My nightgown was on.

“I’ll tell you in the morning,” I said. And for what was probably the first time in sixty years, I went to sleep
without washing my face and brushing my teeth and with my clothes in a pile by the bed. Jet lag is a killer.

Needless to say, I had a lot to explain to Fred in the morning. I woke up when I heard him in the shower and felt surprisingly rested. The sun was shining and there was no sign of the flurries of the night before. I brushed my teeth, combed my hair, and had French toast ready to cook when he came into the kitchen.

“A body?” Not even a “good morning.”

Two pieces of French toast and a couple of cups of coffee later, I had told him the main parts of the story.

“And Virginia and the preacher were gone? Her car wasn’t there?”

I hadn’t thought about Virginia’s car. I guess I had assumed that since she was the runee, she had left in the runner’s vehicle. Or was she the runner? At any rate, of course she would have taken her car and followed Holden Crawford. Monk Crawford.

“It wasn’t there,” I said. “Only his painting truck.”

“Sounds like she’s got herself in a mess.”

“God’s truth,” I agreed.

“You don’t think the dead woman could have been this Crawford guy’s wife, do you?”

“Too young. Bless her heart.” I could see the red hair cascading to the floor.

“Well, don’t you and Mary Alice get mixed up in this, honey.

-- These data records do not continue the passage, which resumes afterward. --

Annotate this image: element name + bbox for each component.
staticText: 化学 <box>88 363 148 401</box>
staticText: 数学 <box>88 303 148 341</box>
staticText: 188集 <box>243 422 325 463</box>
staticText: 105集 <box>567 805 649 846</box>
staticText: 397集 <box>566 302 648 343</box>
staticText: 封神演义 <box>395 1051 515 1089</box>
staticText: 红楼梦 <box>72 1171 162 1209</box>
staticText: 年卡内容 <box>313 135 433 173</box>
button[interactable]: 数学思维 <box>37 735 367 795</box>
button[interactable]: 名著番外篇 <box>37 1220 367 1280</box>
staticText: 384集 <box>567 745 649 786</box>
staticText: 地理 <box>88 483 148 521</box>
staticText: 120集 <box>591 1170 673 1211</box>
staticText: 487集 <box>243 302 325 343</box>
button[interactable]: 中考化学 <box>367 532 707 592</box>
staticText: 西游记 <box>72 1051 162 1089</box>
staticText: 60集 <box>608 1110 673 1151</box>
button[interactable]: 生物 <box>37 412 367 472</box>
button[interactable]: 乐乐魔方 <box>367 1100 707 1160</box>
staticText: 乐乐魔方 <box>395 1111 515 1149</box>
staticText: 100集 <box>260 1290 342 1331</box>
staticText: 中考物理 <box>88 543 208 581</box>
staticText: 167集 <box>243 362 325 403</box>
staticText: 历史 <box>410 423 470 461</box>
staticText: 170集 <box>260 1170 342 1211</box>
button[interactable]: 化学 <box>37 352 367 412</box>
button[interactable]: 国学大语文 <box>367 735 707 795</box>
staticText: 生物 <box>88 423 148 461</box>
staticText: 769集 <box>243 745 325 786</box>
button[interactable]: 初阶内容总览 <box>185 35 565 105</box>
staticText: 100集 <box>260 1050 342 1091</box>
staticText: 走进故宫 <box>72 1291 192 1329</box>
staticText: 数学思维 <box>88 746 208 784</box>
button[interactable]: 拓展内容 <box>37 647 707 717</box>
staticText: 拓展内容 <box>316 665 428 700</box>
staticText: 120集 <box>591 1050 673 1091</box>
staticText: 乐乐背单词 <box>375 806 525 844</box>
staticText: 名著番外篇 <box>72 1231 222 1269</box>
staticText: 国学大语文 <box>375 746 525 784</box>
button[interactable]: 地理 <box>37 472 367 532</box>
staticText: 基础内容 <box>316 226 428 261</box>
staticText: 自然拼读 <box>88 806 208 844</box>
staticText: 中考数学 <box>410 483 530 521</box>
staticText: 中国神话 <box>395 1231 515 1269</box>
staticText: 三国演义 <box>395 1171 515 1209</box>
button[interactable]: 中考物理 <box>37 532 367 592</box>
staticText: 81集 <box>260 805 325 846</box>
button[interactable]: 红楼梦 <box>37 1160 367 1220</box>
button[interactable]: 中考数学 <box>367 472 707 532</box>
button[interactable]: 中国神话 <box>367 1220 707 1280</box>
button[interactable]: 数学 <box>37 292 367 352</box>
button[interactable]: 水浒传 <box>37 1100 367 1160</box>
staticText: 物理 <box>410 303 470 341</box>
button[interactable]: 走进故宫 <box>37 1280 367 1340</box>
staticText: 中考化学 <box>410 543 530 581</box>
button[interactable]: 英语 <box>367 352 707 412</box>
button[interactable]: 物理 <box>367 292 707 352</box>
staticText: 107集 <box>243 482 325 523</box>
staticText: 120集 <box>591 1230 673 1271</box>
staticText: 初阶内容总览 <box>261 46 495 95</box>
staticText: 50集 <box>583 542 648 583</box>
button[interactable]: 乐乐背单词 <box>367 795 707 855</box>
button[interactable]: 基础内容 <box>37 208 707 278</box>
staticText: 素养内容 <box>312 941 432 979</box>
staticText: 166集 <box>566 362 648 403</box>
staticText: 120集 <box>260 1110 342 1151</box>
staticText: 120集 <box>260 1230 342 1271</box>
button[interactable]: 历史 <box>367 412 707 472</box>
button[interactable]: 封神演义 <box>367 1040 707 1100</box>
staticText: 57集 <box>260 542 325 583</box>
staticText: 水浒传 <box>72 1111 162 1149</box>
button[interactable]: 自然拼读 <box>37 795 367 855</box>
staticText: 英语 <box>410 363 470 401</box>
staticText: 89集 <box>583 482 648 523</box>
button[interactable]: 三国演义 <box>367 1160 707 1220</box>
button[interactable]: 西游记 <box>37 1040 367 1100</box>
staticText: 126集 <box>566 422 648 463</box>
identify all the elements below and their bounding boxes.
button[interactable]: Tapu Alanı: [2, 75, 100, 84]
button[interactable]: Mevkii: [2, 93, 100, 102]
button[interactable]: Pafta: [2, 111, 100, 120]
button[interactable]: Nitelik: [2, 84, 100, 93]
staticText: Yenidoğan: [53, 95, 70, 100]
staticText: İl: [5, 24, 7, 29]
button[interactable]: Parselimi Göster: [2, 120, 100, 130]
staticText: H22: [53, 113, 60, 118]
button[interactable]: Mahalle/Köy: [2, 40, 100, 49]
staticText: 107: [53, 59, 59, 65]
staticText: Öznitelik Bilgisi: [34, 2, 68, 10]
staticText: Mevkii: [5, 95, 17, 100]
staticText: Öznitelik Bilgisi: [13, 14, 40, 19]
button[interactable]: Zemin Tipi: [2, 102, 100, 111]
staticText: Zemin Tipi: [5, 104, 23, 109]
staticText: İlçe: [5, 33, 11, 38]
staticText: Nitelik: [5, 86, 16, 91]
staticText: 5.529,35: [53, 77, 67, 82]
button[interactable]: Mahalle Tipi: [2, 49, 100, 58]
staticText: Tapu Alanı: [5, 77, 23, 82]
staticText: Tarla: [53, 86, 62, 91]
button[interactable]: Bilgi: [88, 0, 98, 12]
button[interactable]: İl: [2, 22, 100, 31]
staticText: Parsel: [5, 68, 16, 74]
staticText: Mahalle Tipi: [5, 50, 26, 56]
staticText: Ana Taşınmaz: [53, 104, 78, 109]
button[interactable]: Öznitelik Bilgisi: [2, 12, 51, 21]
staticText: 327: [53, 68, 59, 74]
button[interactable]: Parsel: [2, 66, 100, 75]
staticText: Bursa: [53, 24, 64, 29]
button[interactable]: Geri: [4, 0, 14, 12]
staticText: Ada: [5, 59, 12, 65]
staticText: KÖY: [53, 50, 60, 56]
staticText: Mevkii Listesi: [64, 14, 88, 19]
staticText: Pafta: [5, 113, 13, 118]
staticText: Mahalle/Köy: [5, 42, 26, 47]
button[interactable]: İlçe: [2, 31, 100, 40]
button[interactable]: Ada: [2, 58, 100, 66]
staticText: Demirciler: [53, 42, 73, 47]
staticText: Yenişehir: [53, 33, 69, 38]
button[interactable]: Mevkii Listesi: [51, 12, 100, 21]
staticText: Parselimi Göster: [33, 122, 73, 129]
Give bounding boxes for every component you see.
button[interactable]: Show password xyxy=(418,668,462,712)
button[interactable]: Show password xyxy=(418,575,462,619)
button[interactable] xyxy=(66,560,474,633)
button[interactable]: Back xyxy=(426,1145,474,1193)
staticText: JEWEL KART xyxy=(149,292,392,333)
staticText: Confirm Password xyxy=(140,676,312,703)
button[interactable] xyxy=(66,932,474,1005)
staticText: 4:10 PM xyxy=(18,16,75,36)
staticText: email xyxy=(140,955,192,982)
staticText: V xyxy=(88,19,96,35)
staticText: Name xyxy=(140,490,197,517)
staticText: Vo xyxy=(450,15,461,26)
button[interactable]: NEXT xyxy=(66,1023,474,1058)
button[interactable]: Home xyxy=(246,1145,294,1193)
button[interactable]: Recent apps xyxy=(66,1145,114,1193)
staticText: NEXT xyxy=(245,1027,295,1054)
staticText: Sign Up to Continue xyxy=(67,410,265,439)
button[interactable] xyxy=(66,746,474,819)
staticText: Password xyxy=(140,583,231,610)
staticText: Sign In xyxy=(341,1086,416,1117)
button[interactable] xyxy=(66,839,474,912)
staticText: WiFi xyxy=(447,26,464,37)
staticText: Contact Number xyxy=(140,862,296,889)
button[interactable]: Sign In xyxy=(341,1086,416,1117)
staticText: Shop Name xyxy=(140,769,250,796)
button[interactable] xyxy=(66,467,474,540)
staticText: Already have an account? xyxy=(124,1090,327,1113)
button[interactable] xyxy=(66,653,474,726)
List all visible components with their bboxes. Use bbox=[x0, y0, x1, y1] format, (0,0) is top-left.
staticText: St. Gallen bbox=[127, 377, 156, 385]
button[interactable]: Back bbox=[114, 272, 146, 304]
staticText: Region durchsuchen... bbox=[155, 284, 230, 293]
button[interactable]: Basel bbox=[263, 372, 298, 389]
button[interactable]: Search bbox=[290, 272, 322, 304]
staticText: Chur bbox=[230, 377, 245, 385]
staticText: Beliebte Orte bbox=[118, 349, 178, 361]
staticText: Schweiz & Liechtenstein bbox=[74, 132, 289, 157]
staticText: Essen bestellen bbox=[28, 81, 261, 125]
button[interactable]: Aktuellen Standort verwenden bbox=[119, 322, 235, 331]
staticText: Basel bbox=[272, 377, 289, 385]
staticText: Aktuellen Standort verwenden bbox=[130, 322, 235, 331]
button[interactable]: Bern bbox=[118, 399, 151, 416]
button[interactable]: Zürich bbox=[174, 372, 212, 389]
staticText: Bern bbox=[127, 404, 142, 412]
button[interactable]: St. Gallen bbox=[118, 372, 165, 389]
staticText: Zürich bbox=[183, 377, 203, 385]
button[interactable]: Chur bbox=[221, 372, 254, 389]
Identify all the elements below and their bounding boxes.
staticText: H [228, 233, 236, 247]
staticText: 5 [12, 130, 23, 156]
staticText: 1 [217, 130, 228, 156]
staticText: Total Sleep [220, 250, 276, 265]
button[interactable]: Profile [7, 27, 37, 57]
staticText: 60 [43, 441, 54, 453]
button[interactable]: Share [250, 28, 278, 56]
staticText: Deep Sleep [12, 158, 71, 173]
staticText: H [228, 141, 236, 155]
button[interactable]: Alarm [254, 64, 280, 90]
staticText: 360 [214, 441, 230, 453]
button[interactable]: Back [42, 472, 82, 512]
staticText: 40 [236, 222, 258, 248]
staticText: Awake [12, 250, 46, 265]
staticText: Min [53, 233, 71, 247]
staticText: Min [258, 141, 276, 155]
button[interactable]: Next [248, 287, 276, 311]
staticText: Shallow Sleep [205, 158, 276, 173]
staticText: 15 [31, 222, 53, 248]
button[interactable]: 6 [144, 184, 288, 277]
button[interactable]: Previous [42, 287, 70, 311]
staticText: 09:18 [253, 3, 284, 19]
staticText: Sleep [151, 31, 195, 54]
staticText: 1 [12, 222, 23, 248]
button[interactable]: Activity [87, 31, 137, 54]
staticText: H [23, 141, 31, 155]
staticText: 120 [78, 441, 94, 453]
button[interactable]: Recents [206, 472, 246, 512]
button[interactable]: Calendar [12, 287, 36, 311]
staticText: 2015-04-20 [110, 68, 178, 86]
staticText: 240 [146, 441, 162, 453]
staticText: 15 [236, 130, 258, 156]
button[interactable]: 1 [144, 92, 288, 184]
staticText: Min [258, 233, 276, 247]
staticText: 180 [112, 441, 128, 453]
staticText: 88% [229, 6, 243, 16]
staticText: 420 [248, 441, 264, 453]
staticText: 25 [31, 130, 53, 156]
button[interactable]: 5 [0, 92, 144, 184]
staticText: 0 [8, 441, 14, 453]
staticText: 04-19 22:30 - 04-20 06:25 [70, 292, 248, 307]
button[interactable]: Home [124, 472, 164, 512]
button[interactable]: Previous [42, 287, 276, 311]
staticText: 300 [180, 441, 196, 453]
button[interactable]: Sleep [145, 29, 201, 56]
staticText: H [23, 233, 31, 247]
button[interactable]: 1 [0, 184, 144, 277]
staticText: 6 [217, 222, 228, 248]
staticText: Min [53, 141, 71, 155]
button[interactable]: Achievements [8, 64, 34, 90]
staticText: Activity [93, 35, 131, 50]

You stay away from those folks.”

“You don’t have a thing to worry about. I can’t even watch the Discovery Channel specials about snakes.”

He gave me a hug. “Call me when you get home with Luke.” He got a Lean Cuisine from the freezer for his lunch and left. That was when I turned on the computer and read Haley’s chatty E-mail.

The phone was ringing when I got out of the shower. I figured it would be Mary Alice so I was startled when a male voice said, “Mrs. Hollowell? This is Sheriff Stuckey.”

“Good morning, Sheriff.” Hmm. Last night it had been Virgil and Patricia Anne.

“I’m calling you because I didn’t want to disturb Mary Alice.”

“She does need her beauty sleep,” Mrs. Hollowell said.

“Not that I can see.”

How does Sister do this to men?

“But, Mrs. Hollowell, we’ve had something come up. Your cousin’s car has been found in Pulaski, Tennessee.”

“Virginia’s car?”

“Right. Mrs. Nelson’s. The license tag checks out to Mr. Nelson, but her stuff is in the glove compartment so we figured it was her car. Can you tell me what model car she drove?”

“Lord, no. A car’s a car to me. I can’t even find my own Chevrolet in a parking lot. Why? Was the car abandoned?”

“Some hunters found it early this morning in the woods near Pulaski.”

“Wrecked?”

“Not exactly.”

He was being too cagey.

“But?”

There was a long pause. I could tell he was trying to decide whether to tell me something or not.

“Monk Crawford’s body was in it.”

“Oh, my Lord.” I sat down on the bed. “What happened? And what about Virginia?”

“We don’t know. We don’t know any of the details.
All the Pulaski authorities said was that the car and body had been found. There was identification on the body and they want us to notify Monk’s family. We’re trying to locate them now.”